While the team experienced a lackluster outing this weekend, dropping all five of their matches, Coach Andy Schaffer says the group of thirteen students is focusing on building a foundation based on “gracious professionalism” or showing how well they can work with others.

“I’m very happy and thankful for the group of kids I have. They take the reins, they kind of do it, which is what I intended for them to do because, it’s not my robot, it’s theirs,” he said. “They’re learning what it takes to not only be a part of a cooperative team, but also how to manage it, and how to navigate it, how to delegate tasks and that sort of thing. So for me, I’m very happy that I can kind of guide them.”

With the team now in its sixth year in existence, each year provides students with a new opportunity to design and build robots that accomplish certain tasks, giving students practice engaging in problem-solving and competitive teamwork.

“They’re here to compete, and work together and just have fun with it,” said Schaffer “Those kinds of students are great to work with, knowing that I can trust them. It’s just been fun getting to know it.”

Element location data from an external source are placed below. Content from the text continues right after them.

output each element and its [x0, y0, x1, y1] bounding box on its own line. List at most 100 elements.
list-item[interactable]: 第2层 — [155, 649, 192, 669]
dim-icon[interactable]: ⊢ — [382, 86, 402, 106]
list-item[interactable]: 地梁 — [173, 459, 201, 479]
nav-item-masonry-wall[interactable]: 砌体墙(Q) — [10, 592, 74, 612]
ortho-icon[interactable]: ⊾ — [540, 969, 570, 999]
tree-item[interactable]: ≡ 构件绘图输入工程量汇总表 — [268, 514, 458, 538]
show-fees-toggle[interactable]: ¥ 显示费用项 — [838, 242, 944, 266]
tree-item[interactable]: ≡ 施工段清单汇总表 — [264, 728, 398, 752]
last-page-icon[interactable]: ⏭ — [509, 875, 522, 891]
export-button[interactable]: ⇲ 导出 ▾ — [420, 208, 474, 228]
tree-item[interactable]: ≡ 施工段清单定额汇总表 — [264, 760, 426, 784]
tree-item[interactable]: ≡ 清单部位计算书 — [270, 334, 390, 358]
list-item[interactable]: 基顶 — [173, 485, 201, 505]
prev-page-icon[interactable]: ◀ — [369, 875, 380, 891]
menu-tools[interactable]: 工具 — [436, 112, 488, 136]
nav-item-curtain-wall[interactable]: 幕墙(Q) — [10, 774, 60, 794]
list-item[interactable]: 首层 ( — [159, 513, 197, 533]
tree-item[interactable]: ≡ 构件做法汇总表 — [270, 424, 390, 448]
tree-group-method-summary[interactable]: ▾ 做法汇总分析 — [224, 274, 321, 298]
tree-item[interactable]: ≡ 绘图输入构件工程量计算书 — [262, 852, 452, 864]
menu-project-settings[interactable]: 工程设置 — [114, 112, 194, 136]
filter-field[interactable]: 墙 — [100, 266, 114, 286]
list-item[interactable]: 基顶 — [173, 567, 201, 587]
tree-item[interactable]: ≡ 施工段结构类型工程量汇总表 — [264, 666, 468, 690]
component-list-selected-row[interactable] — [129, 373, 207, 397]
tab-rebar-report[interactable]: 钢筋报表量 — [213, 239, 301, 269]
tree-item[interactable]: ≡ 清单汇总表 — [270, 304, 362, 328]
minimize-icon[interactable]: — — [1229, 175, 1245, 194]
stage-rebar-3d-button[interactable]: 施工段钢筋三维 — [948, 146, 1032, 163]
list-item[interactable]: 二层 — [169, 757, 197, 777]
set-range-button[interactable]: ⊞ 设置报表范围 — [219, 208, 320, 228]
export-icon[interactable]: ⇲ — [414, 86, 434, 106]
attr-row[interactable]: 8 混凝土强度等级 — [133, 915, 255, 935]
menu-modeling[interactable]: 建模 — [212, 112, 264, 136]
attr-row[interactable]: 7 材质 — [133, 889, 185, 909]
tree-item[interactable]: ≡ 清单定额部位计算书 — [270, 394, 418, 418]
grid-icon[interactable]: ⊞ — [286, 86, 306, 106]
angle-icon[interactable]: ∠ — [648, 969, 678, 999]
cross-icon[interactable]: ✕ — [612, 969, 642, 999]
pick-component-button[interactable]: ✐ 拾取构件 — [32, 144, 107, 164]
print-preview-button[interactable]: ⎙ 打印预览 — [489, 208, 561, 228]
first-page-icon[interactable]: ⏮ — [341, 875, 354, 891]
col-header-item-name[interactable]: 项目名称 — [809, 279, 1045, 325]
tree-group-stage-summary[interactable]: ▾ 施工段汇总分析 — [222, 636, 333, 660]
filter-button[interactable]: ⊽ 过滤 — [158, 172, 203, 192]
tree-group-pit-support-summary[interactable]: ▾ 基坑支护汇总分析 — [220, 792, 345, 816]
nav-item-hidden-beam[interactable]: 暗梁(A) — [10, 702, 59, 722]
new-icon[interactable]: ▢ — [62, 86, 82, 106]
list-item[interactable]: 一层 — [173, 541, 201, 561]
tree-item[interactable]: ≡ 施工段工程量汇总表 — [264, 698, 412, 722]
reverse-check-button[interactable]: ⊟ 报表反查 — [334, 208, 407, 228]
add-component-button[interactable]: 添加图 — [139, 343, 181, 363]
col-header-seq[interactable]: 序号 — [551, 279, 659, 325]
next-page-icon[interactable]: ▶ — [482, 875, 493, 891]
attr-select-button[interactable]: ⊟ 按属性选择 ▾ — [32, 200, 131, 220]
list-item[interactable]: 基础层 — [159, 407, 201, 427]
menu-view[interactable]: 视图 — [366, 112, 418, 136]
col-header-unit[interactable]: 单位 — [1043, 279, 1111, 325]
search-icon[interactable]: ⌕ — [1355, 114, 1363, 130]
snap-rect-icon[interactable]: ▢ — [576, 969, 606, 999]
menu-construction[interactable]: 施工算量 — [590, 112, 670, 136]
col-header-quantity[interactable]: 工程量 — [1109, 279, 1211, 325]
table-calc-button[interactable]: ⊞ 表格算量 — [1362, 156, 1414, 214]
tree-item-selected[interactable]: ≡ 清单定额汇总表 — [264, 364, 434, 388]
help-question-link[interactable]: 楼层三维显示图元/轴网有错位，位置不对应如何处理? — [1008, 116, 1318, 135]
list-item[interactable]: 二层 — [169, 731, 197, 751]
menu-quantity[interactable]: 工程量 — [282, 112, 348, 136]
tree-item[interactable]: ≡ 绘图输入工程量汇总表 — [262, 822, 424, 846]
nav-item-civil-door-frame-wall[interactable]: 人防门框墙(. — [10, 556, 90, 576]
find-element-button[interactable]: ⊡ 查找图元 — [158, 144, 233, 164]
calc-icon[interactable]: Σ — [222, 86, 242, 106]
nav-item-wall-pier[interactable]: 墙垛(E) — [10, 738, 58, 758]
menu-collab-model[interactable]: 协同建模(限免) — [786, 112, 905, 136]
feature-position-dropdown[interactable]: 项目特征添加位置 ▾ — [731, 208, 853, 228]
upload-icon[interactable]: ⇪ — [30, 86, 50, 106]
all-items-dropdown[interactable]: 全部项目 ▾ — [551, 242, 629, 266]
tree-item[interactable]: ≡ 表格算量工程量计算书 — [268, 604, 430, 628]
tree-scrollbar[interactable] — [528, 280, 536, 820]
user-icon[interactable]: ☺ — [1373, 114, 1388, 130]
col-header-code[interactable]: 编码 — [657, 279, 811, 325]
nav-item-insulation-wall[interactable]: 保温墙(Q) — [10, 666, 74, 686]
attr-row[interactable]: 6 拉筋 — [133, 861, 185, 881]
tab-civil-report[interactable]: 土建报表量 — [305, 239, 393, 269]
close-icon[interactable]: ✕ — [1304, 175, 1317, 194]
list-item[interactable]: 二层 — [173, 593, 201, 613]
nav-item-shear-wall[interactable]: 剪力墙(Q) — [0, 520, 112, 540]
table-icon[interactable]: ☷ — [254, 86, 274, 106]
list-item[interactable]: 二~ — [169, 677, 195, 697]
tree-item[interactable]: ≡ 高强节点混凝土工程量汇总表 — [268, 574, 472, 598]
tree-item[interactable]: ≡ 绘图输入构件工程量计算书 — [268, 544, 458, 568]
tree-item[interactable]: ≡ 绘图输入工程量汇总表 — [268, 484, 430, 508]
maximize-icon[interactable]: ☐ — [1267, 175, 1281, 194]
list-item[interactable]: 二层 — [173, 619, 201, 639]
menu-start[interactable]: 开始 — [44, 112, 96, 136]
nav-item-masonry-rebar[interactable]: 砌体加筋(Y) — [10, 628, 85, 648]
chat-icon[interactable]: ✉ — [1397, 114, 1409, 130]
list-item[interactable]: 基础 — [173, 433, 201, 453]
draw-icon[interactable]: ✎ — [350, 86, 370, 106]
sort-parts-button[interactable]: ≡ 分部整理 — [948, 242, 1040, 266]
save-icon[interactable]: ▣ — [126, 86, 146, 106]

This year, the students were tasked with building a robot that could manually stack and move cups across a playing field into different areas and onto structures in order to score points. It’s a delicate dance that sees students continue to come up with unique solutions to various problems.

“What worked for us this year, may not work for us next year,” Schaffer said. “It gives them a fresh challenge to consider different engineering tasks that have to be accomplished.”

Underscoring the competition is the skills students foster as they straddle the many different areas of expertise that are required to keep the team running.

“I want the team to be an open experience for people. I’ve got a few members that maybe aren’t so interested in mechanical or the computer sides,” Schaffer said, citing some students who find their interests lie more in marketing the team or building relationships in the community in hopes of gathering sponsors, something which is sorely needed when the costs of the robots can become steep.

“They’re still a part of the team. They’re still a valuable member. They’re still going to help us find success,” he added.

GMG Robotics will be heading to Ames in two weeks to round out the regular season before embarking into district play in the run up to the state and national competition.